Again, individual reports of closings and openings don’t give us the full larger picture — every store’s situation is different — and the macro performance for the comics industry in the 2007 appears to have run ahead of the general economy. But January is a month for comics industry watchers to keep an eye on. The first month of the historic “dead quarter” usually sees the slowest sales of the year, and back at the end of the last boom, something like 1,100 stores closed in January 1994, kicking off a six-year downturn. Product mix also deserves a special look in this time — there are a number of non-comics lines that are performing more weakly than comics, so the “diversify, diversify, diversify” call of the mid-1990s might be creating some additional downside exposure now for shops heavily invested in slow sectors. Something to keep an eye on as reports come in…

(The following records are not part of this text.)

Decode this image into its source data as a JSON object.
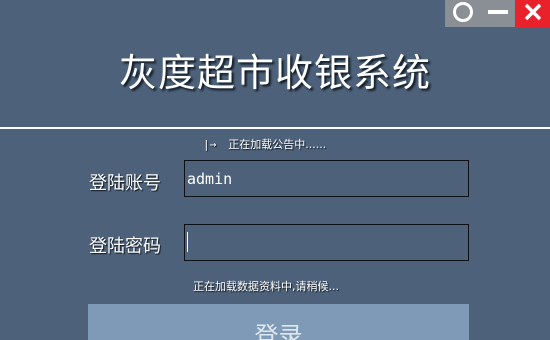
{
  "window": {
    "title": "灰度超市收银系统",
    "background": "#4d627a"
  },
  "controls": {
    "restore_icon": "circle-icon",
    "minimize_icon": "minimize-icon",
    "close_icon": "close-icon",
    "close_color": "#e8212a"
  },
  "notice": {
    "arrow": "|→",
    "text": "正在加载公告中......"
  },
  "form": {
    "account_label": "登陆账号",
    "account_value": "admin",
    "password_label": "登陆密码",
    "password_value": ""
  },
  "status": {
    "text": "正在加载数据资料中,请稍候..."
  },
  "login_button": {
    "label": "登录",
    "color": "#7e9ab7"
  }
}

In a worrisome second post, Miller does a month-to-month analysis that quantifies the usual drop, leaving you free to fret over what this year’s plunge will be:

December 1996 to January 1997: -15.3%
December 1997 to January 1998: -27.7%
December 1998 to January 1999: -15.2%
December 1999 to January 2000: -18.5%
December 2000 to January 2001: -8.9%
December 2001 to January 2002: -3.6%
December 2002 to January 2003: -4.8%
December 2003 to January 2004: -19.9%
December 2004 to January 2005: -26.7%
December 2005 to January 2006: -17.0%
December 2006 to January 2007: -4.8%
December 2007 to January 2008: -7.0%

Chris Butcher takes a look at the overall American manga business and concludes that the direct market — i.e. the comics shop system — will be very important to manga in America despite its general indifference to manga, and manga publishers’ indifference to the DM:

– I am not convinced that things will ever get better in the Direct Market, for manga. I feel that Diamond Comics’ near-monopoly is the only thing it has going for it, and when the product is available elsewhere they just can’t compete as distributors. When they do have an exclusive–a monopoly–on an item, look at the haphazard way in which that item is handled! Ultimately, faith by publishers in the direct market is often misplaced.

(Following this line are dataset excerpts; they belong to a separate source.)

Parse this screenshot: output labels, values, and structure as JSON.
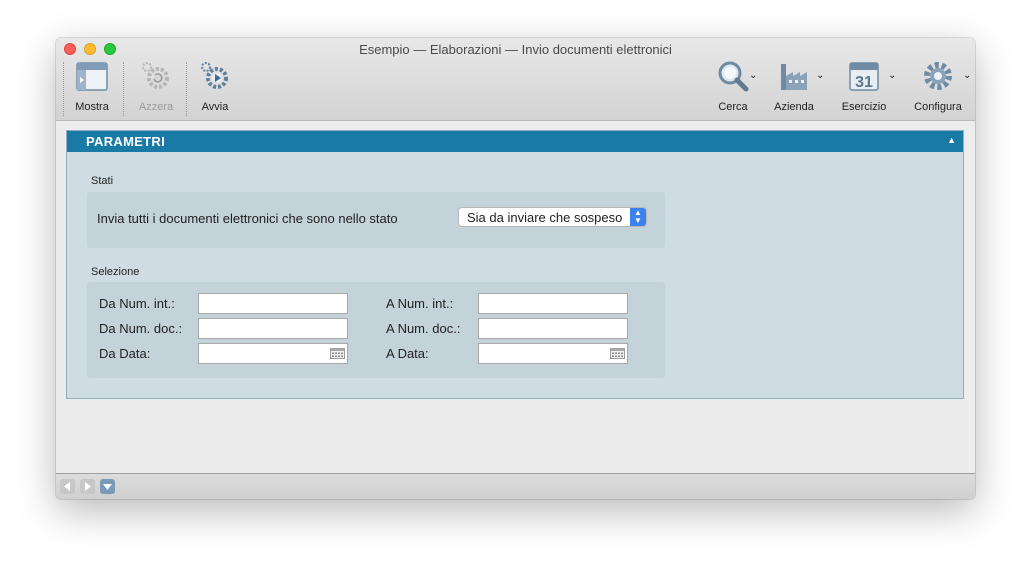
{
  "window": {
    "title": "Esempio — Elaborazioni — Invio documenti elettronici"
  },
  "toolbar": {
    "mostra": "Mostra",
    "azzera": "Azzera",
    "avvia": "Avvia",
    "cerca": "Cerca",
    "azienda": "Azienda",
    "esercizio": "Esercizio",
    "esercizio_day": "31",
    "configura": "Configura"
  },
  "panel": {
    "title": "PARAMETRI",
    "stati": {
      "label": "Stati",
      "text": "Invia tutti i documenti elettronici che sono nello stato",
      "selected": "Sia da inviare che sospeso"
    },
    "selezione": {
      "label": "Selezione",
      "da_num_int": "Da Num. int.:",
      "a_num_int": "A Num. int.:",
      "da_num_doc": "Da Num. doc.:",
      "a_num_doc": "A Num. doc.:",
      "da_data": "Da Data:",
      "a_data": "A Data:",
      "values": {
        "da_num_int": "",
        "a_num_int": "",
        "da_num_doc": "",
        "a_num_doc": "",
        "da_data": "",
        "a_data": ""
      }
    }
  },
  "colors": {
    "panel_header": "#1a7aa6",
    "panel_bg": "#cfdce3",
    "accent": "#3b82f0"
  },
  "icons": [
    "mostra-icon",
    "azzera-icon",
    "avvia-icon",
    "cerca-icon",
    "azienda-icon",
    "esercizio-icon",
    "configura-icon",
    "calendar-icon",
    "nav-back-icon",
    "nav-forward-icon",
    "nav-down-icon"
  ]
}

– That said, I think that faith in the direct market by publishers is absolutely necessary, and it’s going to take publishers and smart retailers demanding both change and accountability in the system for it to pay off.

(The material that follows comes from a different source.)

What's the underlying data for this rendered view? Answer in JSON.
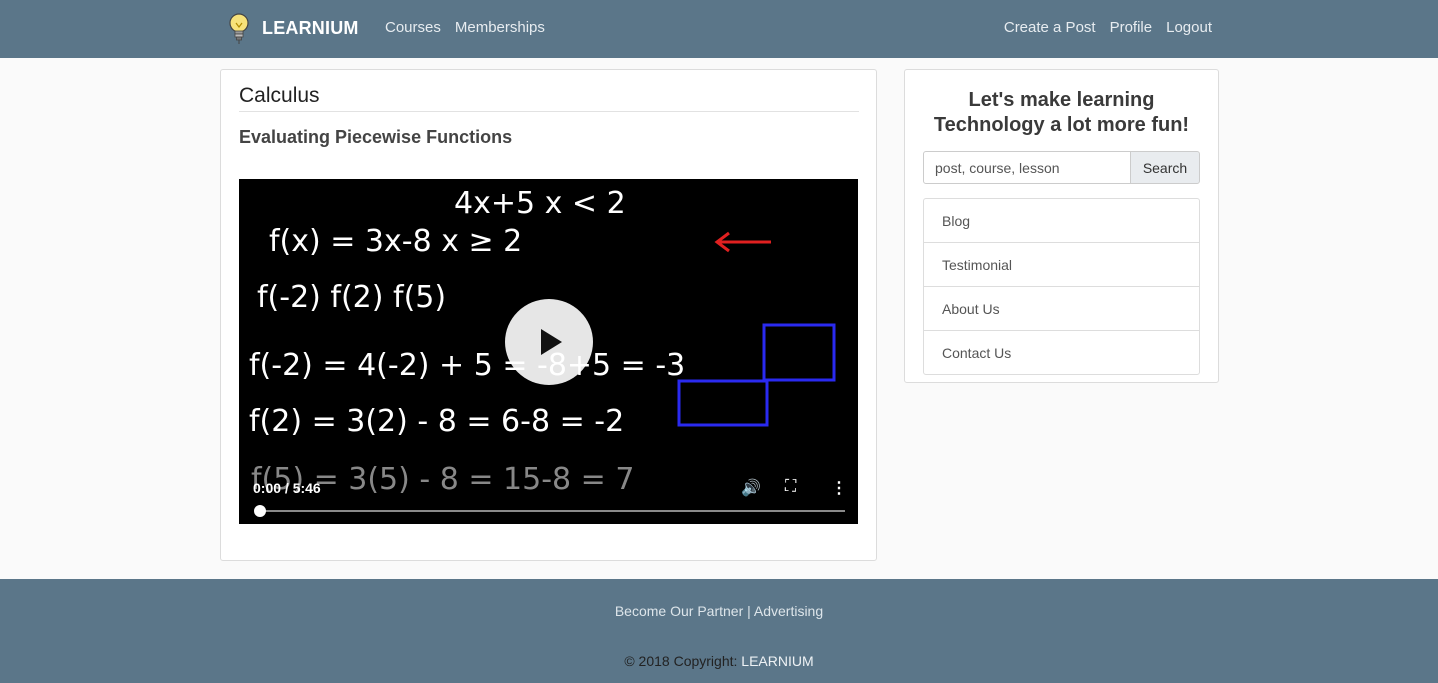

Butcher touches on many things — the manga glut, the arrival of adult “Art” manga as a viable category, and much more. It’s as good a start to the year’s musings as you’re likely to find.

In slightly more optimistic news, Jim Milliot at Publishers Weekly points out that of ALL the stocks tracked on the PW Stock Index, only ONE rose in 2008…and that was Marvel:

The stocks on the Publishers Weekly Stock Index lost nearly half their value in 2008, tumbling 46.6% for the year, a steeper drop than the 33.8% decline posted by the Dow Jones Industrial Average. Only one of the 16 stocks on the PWSI had an increase in its share price in the year—Marvel’s rose 15.1%, thanks in large part to a successful movie slate. John Wiley had the smallest decline in the year and, like most companies on the PWSI, remains solidly profitable. One of the few companies that has been losing money is Borders; its stock price plunged 96.2% to finish the year at 40 cents per share; the chain’s stock has been trading at under $1 since December 1.


§ Finally, for a big picture overview, if you believe — like the Beat — that greed is bad, you may enjoy this postmortem of the sleep of reason from two economists at the New York Times.